Iraq’s most influential Shiite cleric, Grand Ayatollah Ali al-Sistani, has sharply reduced his workload in recent months, raising new questions about the health of the aged leader and the prospect of a dangerous power vacuum without a clear and dominant successor, Hamza Hendawi and Qassim Abdul-Zahra report for the AP.Any change in al-Sistani’s role or reach could have far-reaching consequences for both Iraq and the United States, which consider the Iranian-born cleric as perhaps the most powerful figure in Iraq and a vital stabilizing force in the oil-rich Shiite heartlands of southern Iraq. The most worrisome scenario is that — as al-Sistani’s vast clout possibly wanes — the majority Shiites could further splinter into factions that could rattle Iraq’s Shiite-led government and boost militias openly hostile to Washington.

The United States will not promise to defend Iraq nor seek permanent bases there under a planned agreement on future relations between the two states, U.S. Defense Secretary Robert Gates said on Wednesday, Reuters reports. “The status-of-forces agreement that is being discussed will not contain a commitment to defend Iraq and neither will any strategic framework agreement,” Gates told a U.S. Senate panel. Karen DeYoung of The Washington Post has more.
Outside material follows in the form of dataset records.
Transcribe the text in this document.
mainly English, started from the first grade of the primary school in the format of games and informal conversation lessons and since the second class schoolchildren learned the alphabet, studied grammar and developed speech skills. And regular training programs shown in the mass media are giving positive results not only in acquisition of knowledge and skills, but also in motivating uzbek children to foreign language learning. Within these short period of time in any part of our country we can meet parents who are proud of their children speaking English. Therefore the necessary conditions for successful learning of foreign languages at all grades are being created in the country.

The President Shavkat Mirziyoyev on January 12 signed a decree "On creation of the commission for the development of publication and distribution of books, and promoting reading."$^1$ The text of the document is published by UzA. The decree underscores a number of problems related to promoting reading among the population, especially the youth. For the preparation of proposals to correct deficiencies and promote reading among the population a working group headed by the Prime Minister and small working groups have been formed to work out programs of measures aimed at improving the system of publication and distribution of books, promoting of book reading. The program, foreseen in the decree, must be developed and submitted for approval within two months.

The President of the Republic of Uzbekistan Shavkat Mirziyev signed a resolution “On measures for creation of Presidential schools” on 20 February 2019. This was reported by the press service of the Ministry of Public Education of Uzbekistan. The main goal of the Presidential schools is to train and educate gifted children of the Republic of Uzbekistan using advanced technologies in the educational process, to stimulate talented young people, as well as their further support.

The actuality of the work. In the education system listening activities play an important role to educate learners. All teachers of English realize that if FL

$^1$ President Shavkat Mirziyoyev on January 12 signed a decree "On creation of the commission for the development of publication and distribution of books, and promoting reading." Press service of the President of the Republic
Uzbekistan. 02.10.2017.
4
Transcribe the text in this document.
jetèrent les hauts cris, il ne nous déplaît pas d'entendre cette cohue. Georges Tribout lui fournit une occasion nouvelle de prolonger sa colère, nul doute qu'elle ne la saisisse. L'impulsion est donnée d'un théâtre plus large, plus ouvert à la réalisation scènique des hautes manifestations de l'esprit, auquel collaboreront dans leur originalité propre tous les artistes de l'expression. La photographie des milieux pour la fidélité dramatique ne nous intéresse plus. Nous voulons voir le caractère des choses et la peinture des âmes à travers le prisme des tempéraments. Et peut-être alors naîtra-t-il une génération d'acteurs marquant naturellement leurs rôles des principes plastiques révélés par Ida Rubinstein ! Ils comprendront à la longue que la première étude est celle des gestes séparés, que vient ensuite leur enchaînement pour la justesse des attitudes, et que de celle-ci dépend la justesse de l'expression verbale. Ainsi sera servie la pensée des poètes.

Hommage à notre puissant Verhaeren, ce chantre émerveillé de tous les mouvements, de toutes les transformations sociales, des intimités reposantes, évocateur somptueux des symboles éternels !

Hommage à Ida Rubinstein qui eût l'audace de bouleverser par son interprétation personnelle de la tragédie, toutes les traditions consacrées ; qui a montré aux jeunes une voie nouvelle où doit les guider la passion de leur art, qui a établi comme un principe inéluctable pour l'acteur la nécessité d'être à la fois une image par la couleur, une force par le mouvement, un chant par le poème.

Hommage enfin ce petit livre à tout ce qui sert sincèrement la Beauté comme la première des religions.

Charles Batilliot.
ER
Al-Qaeda, increasingly tamped down in Iraq, is establishing cells in other countries as Osama bin Laden’s organization uses Pakistan’s tribal region to train for attacks in Afghanistan, the Middle East, Africa and the United States, the U.S. intelligence chief said yesterday, The Associated Press reports. “Al-Qaeda remains the pre-eminent threat against the United States,” Director of National Intelligence Mike McConnell told senators more than six years after the Sept. 11 attacks.

A mother of five who says she was sexually harassed and assaulted while working for Halliburton/KBR in Iraq is headed for a secretive arbitration process rather than being able to present her case in open court, Maddy Sauer and Justin Rood report for ABC News.A judge in Texas has ruled that Tracy Barker’s case will be heard in arbitration, according to the terms of her initial employment contract. Barker says that while in Iraq she was constantly propositioned by her superior, threatened and isolated after she reported an incident of sexual assault.